After listing the horrors that Middle Eastern Christians have faced, Pence affirmed the U.S. government’s solidarity with the suffering. “Know today with assurance that President Trump sees these crimes for what they are -- vile acts of persecution, animated by hatred, hatred of the gospel of Christ. And so too does the President know those who perpetrate these crimes. They are the embodiment of evil in our time. He calls them by name: radical Islamic terrorists.”
Among these, the vice president singled out ISIS “barbarians.”
“Their brutal regime shows a savagery frankly unseen in the Middle East since the middle ages,” he declared, before stressing the gravity of their crimes. “I believe that ISIS is guilty of nothing short of genocide against people of the Christian faith. It is time the world called it by name.”
He pointed to tangible signs of persecution:
In Egypt, just recently, we saw bombs explode in churches during events of the celebration of Palm Sunday. A day of hope was transformed into tragedy… In Iraq at the hands of extremists, we’ve actually seen monasteries demolished, priests and monks beheaded, and the 2 millennia-old Christian tradition in Mosul virtually extinguished overnight. In Syria, we see ancient communities burned to the ground and we see believers tortured for confessing Christ, and women and children sold into the most terrible form of human slavery.
He isn’t alone in his concerns.

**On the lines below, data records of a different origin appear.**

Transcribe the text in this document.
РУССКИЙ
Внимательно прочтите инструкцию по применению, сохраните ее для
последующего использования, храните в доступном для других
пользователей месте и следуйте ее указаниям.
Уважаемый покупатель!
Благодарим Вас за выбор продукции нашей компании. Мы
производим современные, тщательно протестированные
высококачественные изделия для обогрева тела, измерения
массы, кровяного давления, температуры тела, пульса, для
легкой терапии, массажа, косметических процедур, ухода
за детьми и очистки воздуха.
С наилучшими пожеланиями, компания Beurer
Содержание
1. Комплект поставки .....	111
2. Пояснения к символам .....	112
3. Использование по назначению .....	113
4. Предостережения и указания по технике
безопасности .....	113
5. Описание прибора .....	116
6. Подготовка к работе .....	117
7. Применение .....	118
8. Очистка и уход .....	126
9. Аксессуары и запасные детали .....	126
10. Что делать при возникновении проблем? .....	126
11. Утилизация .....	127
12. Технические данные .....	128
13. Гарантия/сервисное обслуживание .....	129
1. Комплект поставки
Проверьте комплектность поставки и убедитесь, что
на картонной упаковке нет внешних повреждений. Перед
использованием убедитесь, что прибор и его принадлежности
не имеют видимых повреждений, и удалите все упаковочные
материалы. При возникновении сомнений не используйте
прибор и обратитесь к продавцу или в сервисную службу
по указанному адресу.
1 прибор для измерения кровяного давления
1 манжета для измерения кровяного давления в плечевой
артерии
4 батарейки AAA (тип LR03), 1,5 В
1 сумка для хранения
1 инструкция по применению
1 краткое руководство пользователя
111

Research groups have called attention to additional statistics concerning Christian genocide. Last month, a study by the Center for Studies on New Religions found that Christians are the “most persecuted group in the world” with “as many as 600 million” who were “prevented from practicing their faith” in 2016.
According to Open Doors USA, on average per month 322 Christians are martyred for their faith, 214 “churches and Christian properties are destroyed” and 772 “forms of violence are committed against Christians (e.g., beatings, abductions, rapes, arrests and forced marriages).”

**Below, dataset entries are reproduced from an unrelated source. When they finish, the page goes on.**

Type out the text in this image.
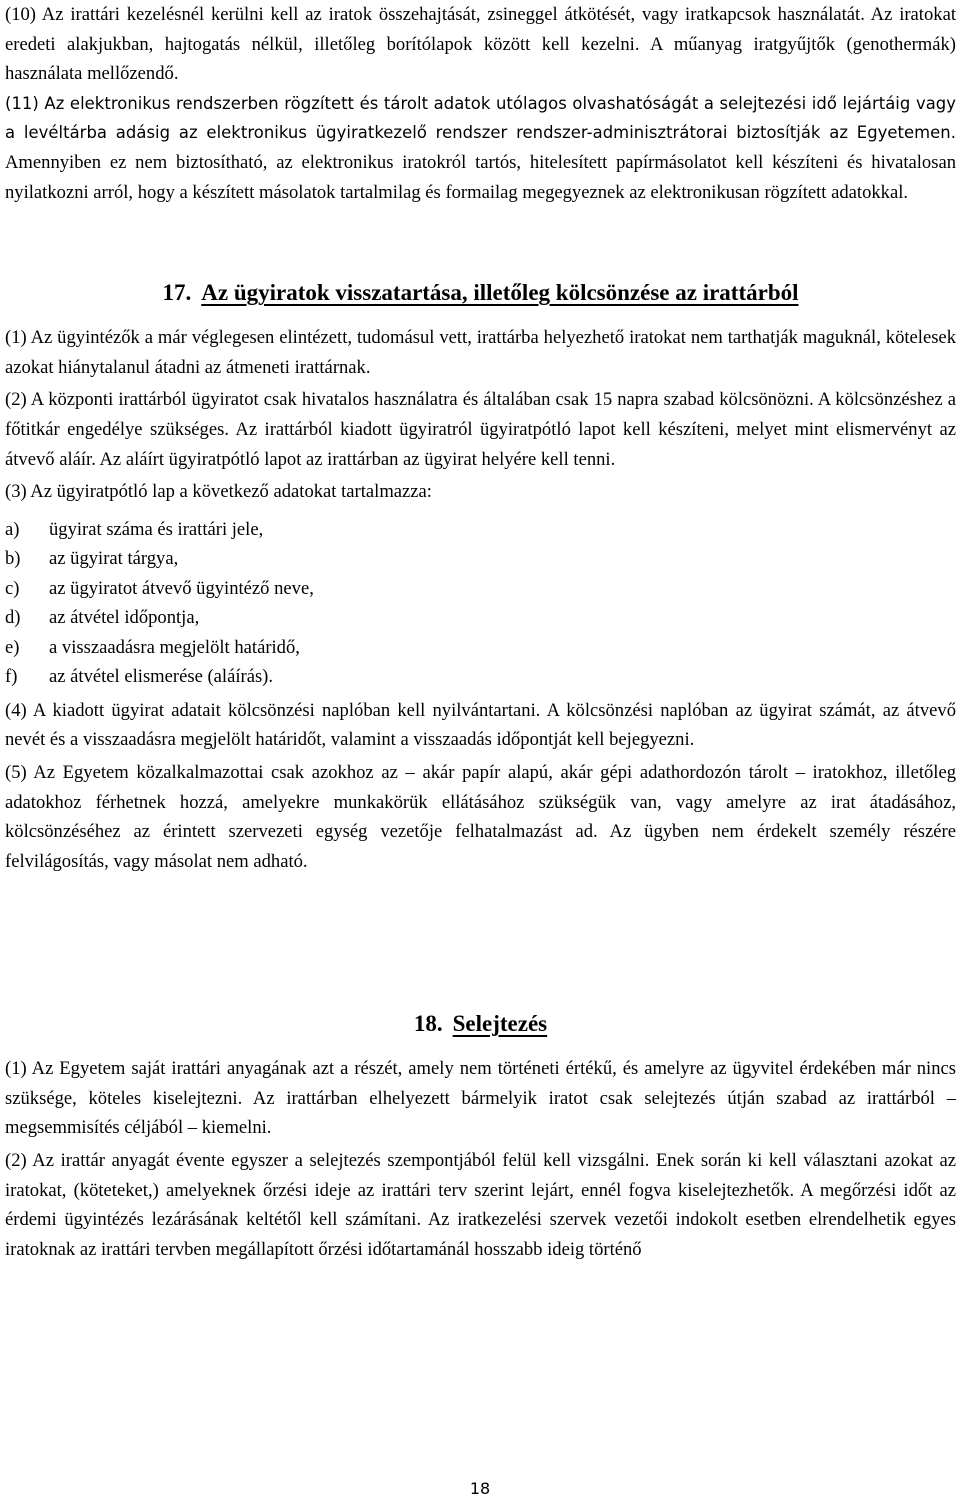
(10) Az irattári kezelésnél kerülni kell az iratok összehajtását, zsineggel átkötését, vagy iratkapcsok használatát. Az iratokat eredeti alakjukban, hajtogatás nélkül, illetőleg borítólapok között kell kezelni. A műanyag iratgyűjtők (genothermák) használata mellőzendő.

(11) Az elektronikus rendszerben rögzített és tárolt adatok utólagos olvashatóságát a selejtezési idő lejártáig vagy a levéltárba adásig az elektronikus ügyiratkezelő rendszer rendszer-adminisztrátorai biztosítják az Egyetemen. Amennyiben ez nem biztosítható, az elektronikus iratokról tartós, hitelesített papírmásolatot kell készíteni és hivatalosan nyilatkozni arról, hogy a készített másolatok tartalmilag és formailag megegyeznek az elektronikusan rögzített adatokkal.

17. Az ügyiratok visszatartása, illetőleg kölcsönzése az irattárból

(1) Az ügyintézők a már véglegesen elintézett, tudomásul vett, irattárba helyezhető iratokat nem tarthatják maguknál, kötelesek azokat hiánytalanul átadni az átmeneti irattárnak.

(2) A központi irattárból ügyiratot csak hivatalos használatra és általában csak 15 napra szabad kölcsönözni. A kölcsönzéshez a főtitkár engedélye szükséges. Az irattárból kiadott ügyiratról ügyiratpótló lapot kell készíteni, melyet mint elismervényt az átvevő aláír. Az aláírt ügyiratpótló lapot az irattárban az ügyirat helyére kell tenni.

(3) Az ügyiratpótló lap a következő adatokat tartalmazza:

a)	ügyirat száma és irattári jele,
b)	az ügyirat tárgya,
c)	az ügyiratot átvevő ügyintéző neve,
d)	az átvétel időpontja,
e)	a visszaadásra megjelölt határidő,
f)	az átvétel elismerése (aláírás).

(4) A kiadott ügyirat adatait kölcsönzési naplóban kell nyilvántartani. A kölcsönzési naplóban az ügyirat számát, az átvevő nevét és a visszaadásra megjelölt határidőt, valamint a visszaadás időpontját kell bejegyezni.

(5) Az Egyetem közalkalmazottai csak azokhoz az – akár papír alapú, akár gépi adathordozón tárolt – iratokhoz, illetőleg adatokhoz férhetnek hozzá, amelyekre munkakörük ellátásához szükségük van, vagy amelyre az irat átadásához, kölcsönzéséhez az érintett szervezeti egység vezetője felhatalmazást ad. Az ügyben nem érdekelt személy részére felvilágosítás, vagy másolat nem adható.

18. Selejtezés

(1) Az Egyetem saját irattári anyagának azt a részét, amely nem történeti értékű, és amelyre az ügyvitel érdekében már nincs szüksége, köteles kiselejtezni. Az irattárban elhelyezett bármelyik iratot csak selejtezés útján szabad az irattárból – megsemmisítés céljából – kiemelni.

(2) Az irattár anyagát évente egyszer a selejtezés szempontjából felül kell vizsgálni. Enek során ki kell választani azokat az iratokat, (köteteket,) amelyeknek őrzési ideje az irattári terv szerint lejárt, ennél fogva kiselejtezhetők. A megőrzési időt az érdemi ügyintézés lezárásának keltétől kell számítani. Az iratkezelési szervek vezetői indokolt esetben elrendelhetik egyes iratoknak az irattári tervben megállapított őrzési időtartamánál hosszabb ideig történő

18
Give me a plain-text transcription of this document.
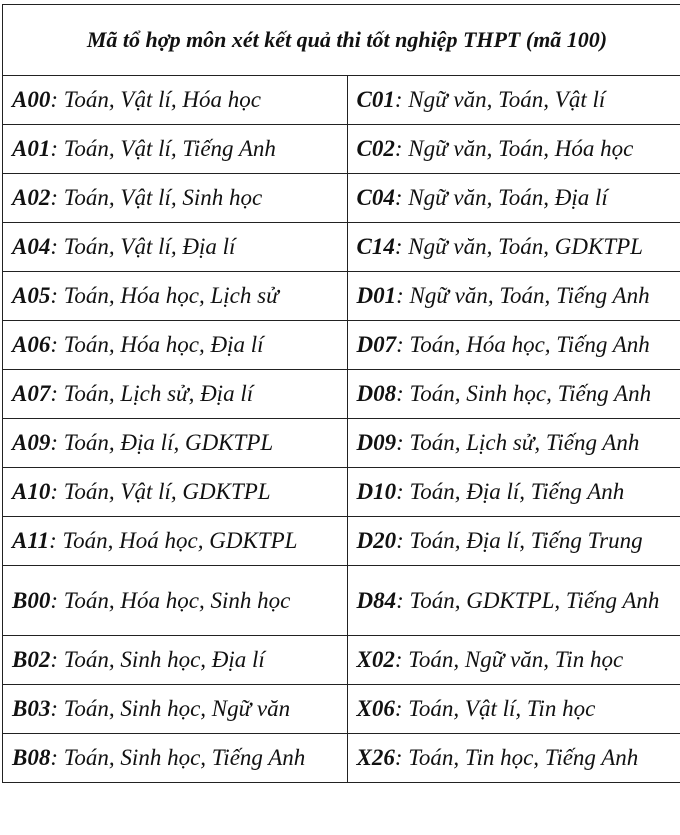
Mã tổ hợp môn xét kết quả thi tốt nghiệp THPT (mã 100)	
A00: Toán, Vật lí, Hóa học	C01: Ngữ văn, Toán, Vật lí
A01: Toán, Vật lí, Tiếng Anh	C02: Ngữ văn, Toán, Hóa học
A02: Toán, Vật lí, Sinh học	C04: Ngữ văn, Toán, Địa lí
A04: Toán, Vật lí, Địa lí	C14: Ngữ văn, Toán, GDKTPL
A05: Toán, Hóa học, Lịch sử	D01: Ngữ văn, Toán, Tiếng Anh
A06: Toán, Hóa học, Địa lí	D07: Toán, Hóa học, Tiếng Anh
A07: Toán, Lịch sử, Địa lí	D08: Toán, Sinh học, Tiếng Anh
A09: Toán, Địa lí, GDKTPL	D09: Toán, Lịch sử, Tiếng Anh
A10: Toán, Vật lí, GDKTPL	D10: Toán, Địa lí, Tiếng Anh
A11: Toán, Hoá học, GDKTPL	D20: Toán, Địa lí, Tiếng Trung
B00: Toán, Hóa học, Sinh học	D84: Toán, GDKTPL, Tiếng Anh
B02: Toán, Sinh học, Địa lí	X02: Toán, Ngữ văn, Tin học
B03: Toán, Sinh học, Ngữ văn	X06: Toán, Vật lí, Tin học
B08: Toán, Sinh học, Tiếng Anh	X26: Toán, Tin học, Tiếng Anh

Network History of Terming Persecution by ISIS ‘Genocide’
If only the broadcast network news shows from ABC, CBS and NBC would heed the vice president’s advice on genocide and “called it by name.”

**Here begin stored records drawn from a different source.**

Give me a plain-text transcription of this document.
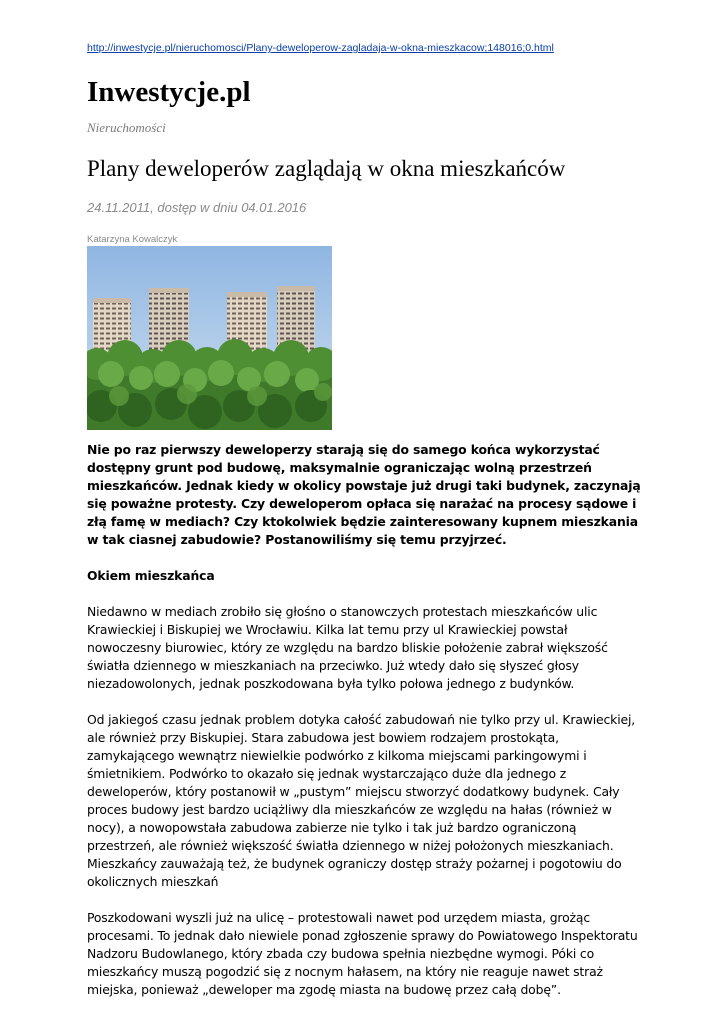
http://inwestycje.pl/nieruchomosci/Plany-deweloperow-zagladaja-w-okna-mieszkacow;148016;0.html
Inwestycje.pl
Nieruchomości
Plany deweloperów zaglądają w okna mieszkańców
24.11.2011, dostęp w dniu 04.01.2016
Katarzyna Kowalczyk

Nie po raz pierwszy deweloperzy starają się do samego końca wykorzystać dostępny grunt pod budowę, maksymalnie ograniczając wolną przestrzeń mieszkańców. Jednak kiedy w okolicy powstaje już drugi taki budynek, zaczynają się poważne protesty. Czy deweloperom opłaca się narażać na procesy sądowe i złą famę w mediach? Czy ktokolwiek będzie zainteresowany kupnem mieszkania w tak ciasnej zabudowie? Postanowiliśmy się temu przyjrzeć.

Okiem mieszkańca

Niedawno w mediach zrobiło się głośno o stanowczych protestach mieszkańców ulic Krawieckiej i Biskupiej we Wrocławiu. Kilka lat temu przy ul Krawieckiej powstał nowoczesny biurowiec, który ze względu na bardzo bliskie położenie zabrał większość światła dziennego w mieszkaniach na przeciwko. Już wtedy dało się słyszeć głosy niezadowolonych, jednak poszkodowana była tylko połowa jednego z budynków.

Od jakiegoś czasu jednak problem dotyka całość zabudowań nie tylko przy ul. Krawieckiej, ale również przy Biskupiej. Stara zabudowa jest bowiem rodzajem prostokąta, zamykającego wewnątrz niewielkie podwórko z kilkoma miejscami parkingowymi i śmietnikiem. Podwórko to okazało się jednak wystarczająco duże dla jednego z deweloperów, który postanowił w „pustym” miejscu stworzyć dodatkowy budynek. Cały proces budowy jest bardzo uciążliwy dla mieszkańców ze względu na hałas (również w nocy), a nowopowstała zabudowa zabierze nie tylko i tak już bardzo ograniczoną przestrzeń, ale również większość światła dziennego w niżej położonych mieszkaniach. Mieszkańcy zauważają też, że budynek ograniczy dostęp straży pożarnej i pogotowiu do okolicznych mieszkań

Poszkodowani wyszli już na ulicę – protestowali nawet pod urzędem miasta, grożąc procesami. To jednak dało niewiele ponad zgłoszenie sprawy do Powiatowego Inspektoratu Nadzoru Budowlanego, który zbada czy budowa spełnia niezbędne wymogi. Póki co mieszkańcy muszą pogodzić się z nocnym hałasem, na który nie reaguje nawet straż miejska, ponieważ „deweloper ma zgodę miasta na budowę przez całą dobę”.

Earlier this year, the networks covered the Egypt Palm Sunday bombings, for which ISIS claimed responsibility, nine times – without using the word “genocide” once. Similarly, last year, the networks refrained from using “genocide” following an Easter bombing in Pakistan targeting Christians – as well as in other reports of Christian persecution.
Last August, the MRC found that, in the past two-and-half years, the evening news shows reported on the persecution of Christians in the Middle East, Africa and South Asia only 60 times. And of those 60 reports, just six used the word “genocide.”
All this as even the U.S. government acknowledges a genocide by ISIS.
Last year, Secretary of State John Kerry declared that, “in my judgment, Daesh is responsible for genocide against groups in areas under its control, including Yezidis, Christians, and Shia Muslims.”
According to a 1948 United Nations document, genocide “means any of the following acts committed with intent to destroy, in whole or in part, a national, ethnical, racial or religious group” including killing, causing serious physical or mental harm, preventing births and kidnapping children.